The data collected from the trackers stymied researchers. According to a study published recently in Science, the narwhals displayed a “paradoxical escape response,” exhibiting two fear reactions that were previously thought to be mutually exclusive.
When faced with danger, mammals will either engage in a “fight or flight” response, or become very still until the threat passes. The former reaction causes the animals’ heart rate to increase, while the latter causes it slow down. But as the narwhals sped away after being released from the nets, their heart rate slowed from 60 beats per minute to just three or four.
"They were exercising as fast as a narwhal exercises," Terrie Williams, an ecophysiologist at the University of California, Santa Cruz and lead author of the study, tells Nell Greenfieldboyce of NPR. "They were swimming constantly. They're trying to do a flight response superimposed on a down-regulation-type freeze response. And I hadn't seen that before."
The results were particularly strange because narwhals need to pump plenty of blood through their bodies so they can stay warm. “[W]hat I don’t understand is how these tissues are able to maintain function,” Williams tells Bittel of National Geographic.

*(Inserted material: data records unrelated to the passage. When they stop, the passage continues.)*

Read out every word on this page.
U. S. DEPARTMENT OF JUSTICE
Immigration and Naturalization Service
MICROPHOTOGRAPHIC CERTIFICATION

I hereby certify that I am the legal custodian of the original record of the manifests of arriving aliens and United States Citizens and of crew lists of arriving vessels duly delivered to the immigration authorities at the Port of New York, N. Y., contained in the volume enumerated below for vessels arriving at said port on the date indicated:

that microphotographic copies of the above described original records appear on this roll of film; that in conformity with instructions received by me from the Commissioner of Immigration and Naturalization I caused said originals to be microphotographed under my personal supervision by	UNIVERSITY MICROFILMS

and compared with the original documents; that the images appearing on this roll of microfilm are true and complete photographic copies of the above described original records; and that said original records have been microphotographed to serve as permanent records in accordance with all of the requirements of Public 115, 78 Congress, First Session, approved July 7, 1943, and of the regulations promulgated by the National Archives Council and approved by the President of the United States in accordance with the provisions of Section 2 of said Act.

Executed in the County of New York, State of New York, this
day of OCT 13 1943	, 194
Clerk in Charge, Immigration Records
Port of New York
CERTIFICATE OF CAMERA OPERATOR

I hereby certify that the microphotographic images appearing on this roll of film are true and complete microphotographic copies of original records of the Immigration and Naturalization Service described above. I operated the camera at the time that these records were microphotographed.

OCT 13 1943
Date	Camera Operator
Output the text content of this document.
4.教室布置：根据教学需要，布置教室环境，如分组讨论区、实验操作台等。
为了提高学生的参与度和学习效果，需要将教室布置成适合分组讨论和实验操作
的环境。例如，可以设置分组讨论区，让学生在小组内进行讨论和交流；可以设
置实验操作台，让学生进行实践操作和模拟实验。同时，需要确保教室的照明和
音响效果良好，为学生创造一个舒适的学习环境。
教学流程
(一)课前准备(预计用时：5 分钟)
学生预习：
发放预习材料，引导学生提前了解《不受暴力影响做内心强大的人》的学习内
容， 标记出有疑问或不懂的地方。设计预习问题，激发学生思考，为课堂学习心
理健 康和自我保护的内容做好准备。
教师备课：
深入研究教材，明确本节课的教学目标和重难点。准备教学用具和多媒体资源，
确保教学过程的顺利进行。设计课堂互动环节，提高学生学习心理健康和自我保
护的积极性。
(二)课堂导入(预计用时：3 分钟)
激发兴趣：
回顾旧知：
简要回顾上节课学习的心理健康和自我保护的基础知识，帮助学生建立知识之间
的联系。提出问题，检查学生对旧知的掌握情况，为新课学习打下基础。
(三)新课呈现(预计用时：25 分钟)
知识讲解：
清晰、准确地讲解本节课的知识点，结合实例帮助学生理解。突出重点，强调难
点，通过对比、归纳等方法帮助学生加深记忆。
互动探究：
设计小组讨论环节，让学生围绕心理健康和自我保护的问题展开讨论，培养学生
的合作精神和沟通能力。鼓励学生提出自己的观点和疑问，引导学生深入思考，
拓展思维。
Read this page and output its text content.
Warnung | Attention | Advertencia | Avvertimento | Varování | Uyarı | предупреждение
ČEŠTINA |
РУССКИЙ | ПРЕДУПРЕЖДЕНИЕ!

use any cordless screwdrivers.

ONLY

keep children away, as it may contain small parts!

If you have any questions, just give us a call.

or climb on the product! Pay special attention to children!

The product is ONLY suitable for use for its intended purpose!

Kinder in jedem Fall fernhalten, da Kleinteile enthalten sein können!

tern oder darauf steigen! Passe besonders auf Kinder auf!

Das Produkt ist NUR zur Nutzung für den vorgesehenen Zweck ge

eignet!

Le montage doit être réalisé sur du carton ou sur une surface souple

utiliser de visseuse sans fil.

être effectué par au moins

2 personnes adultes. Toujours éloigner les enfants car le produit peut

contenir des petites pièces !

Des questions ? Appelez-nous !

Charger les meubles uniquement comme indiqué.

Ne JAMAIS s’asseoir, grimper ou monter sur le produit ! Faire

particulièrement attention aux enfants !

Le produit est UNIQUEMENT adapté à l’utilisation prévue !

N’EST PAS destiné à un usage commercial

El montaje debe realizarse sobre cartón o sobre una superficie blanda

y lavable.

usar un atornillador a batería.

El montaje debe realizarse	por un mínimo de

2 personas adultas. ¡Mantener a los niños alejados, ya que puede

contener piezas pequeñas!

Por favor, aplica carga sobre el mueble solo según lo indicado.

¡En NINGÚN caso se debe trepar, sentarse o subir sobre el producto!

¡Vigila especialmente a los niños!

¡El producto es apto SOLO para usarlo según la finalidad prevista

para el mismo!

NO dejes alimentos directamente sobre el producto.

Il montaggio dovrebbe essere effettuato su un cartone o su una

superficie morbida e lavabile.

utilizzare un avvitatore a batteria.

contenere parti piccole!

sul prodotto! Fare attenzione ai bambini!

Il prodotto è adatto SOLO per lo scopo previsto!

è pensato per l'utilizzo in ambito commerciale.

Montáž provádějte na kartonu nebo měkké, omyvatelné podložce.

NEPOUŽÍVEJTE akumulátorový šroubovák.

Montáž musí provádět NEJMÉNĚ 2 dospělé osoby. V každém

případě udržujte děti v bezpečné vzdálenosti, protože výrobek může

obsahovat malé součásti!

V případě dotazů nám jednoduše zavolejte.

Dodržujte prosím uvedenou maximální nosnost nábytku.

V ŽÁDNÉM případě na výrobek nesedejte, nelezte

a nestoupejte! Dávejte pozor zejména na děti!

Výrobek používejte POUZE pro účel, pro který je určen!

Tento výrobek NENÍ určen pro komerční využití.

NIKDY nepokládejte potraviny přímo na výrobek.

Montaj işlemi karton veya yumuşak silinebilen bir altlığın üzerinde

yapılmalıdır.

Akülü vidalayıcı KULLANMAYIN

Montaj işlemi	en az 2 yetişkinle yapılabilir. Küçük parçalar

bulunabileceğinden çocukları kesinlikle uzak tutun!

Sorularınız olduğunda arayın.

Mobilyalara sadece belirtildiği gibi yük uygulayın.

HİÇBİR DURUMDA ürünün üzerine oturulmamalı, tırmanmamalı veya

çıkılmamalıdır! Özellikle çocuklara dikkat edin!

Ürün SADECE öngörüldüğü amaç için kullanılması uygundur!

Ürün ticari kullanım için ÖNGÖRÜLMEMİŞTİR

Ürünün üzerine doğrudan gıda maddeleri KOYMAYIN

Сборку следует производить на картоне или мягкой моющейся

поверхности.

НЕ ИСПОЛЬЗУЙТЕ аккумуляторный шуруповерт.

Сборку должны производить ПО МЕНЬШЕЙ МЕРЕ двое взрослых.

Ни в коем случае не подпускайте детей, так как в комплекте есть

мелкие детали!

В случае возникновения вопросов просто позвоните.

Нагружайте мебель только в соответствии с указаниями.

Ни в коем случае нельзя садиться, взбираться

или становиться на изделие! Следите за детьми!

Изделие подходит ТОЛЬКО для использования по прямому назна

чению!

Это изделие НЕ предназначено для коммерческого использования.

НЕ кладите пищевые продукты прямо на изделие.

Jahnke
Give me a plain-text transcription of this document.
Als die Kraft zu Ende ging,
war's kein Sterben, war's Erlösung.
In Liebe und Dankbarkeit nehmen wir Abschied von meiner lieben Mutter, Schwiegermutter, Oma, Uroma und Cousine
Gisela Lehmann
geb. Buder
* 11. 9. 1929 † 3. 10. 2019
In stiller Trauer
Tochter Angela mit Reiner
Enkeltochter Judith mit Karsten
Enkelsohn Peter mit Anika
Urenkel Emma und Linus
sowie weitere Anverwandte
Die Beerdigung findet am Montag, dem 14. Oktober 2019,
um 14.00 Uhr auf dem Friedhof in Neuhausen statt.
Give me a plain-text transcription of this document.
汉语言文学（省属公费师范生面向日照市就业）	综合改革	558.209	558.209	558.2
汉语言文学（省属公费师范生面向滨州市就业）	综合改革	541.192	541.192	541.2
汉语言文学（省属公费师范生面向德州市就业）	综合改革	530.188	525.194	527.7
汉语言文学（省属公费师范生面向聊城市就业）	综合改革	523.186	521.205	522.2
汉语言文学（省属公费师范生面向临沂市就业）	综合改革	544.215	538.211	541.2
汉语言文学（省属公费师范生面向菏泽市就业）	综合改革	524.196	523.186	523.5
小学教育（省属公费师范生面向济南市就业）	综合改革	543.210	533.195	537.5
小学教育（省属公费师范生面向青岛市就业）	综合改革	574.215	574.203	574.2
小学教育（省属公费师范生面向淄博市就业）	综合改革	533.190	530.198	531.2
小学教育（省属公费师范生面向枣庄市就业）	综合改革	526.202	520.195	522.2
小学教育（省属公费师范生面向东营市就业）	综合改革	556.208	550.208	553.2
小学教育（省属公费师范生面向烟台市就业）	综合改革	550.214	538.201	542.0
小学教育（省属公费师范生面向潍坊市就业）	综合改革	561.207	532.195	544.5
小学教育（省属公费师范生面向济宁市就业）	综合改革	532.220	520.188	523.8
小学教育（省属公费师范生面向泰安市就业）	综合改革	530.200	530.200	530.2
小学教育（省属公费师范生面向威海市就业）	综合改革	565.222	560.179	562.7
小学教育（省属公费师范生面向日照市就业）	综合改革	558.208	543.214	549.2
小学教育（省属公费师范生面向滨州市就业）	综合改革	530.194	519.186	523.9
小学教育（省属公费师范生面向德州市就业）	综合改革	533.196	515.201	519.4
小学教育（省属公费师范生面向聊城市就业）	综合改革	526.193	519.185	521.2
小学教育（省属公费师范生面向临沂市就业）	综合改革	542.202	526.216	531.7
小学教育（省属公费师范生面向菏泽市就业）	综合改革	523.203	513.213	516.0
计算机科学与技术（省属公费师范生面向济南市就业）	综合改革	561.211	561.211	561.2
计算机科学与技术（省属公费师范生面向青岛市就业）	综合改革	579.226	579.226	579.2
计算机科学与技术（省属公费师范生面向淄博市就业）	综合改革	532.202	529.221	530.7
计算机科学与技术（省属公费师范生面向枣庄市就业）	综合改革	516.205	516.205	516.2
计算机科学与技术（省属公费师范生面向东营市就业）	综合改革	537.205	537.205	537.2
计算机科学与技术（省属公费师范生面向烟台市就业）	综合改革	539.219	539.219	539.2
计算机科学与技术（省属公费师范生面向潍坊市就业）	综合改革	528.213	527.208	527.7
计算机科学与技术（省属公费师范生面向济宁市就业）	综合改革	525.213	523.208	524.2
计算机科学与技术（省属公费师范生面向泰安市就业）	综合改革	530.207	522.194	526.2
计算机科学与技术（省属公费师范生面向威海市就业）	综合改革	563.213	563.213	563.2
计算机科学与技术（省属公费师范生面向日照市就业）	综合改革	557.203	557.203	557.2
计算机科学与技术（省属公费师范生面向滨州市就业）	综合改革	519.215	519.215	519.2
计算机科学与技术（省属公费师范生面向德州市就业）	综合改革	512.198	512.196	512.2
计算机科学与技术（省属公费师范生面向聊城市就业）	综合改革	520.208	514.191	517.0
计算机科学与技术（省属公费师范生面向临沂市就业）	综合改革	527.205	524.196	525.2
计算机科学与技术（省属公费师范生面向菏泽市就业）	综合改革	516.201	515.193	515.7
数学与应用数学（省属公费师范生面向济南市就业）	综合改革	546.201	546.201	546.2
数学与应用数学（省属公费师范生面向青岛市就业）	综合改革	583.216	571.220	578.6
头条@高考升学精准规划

Though researchers don’t yet know if other whales exhibit similar fear reactions, the narwhals’ unexpected physiological response might explain some whale strandings. As Victoria Gill reports for the BBC, moving quickly with a low heart rate could deprive the animals’ brains of oxygen, which could cause them to become disoriented. Prolonged periods of reduced oxygen supply could even lead to brain damage.
In her interview with NPR’s Greenfieldboyce, Williams stressed that the narwhals were displaying “an unusual reaction to an unusual kind of threat”—humans. Because they live in an icy and hard-to-access habitat, narwhals have long been relatively isolated from human disturbance. In recent years, however, Arctic sea ice has been melting, which has opened the region up to increased shipping and development.
As humans continue to encroach on their waters, the narwhals might need more protections to prevent the creatures from dying of fear.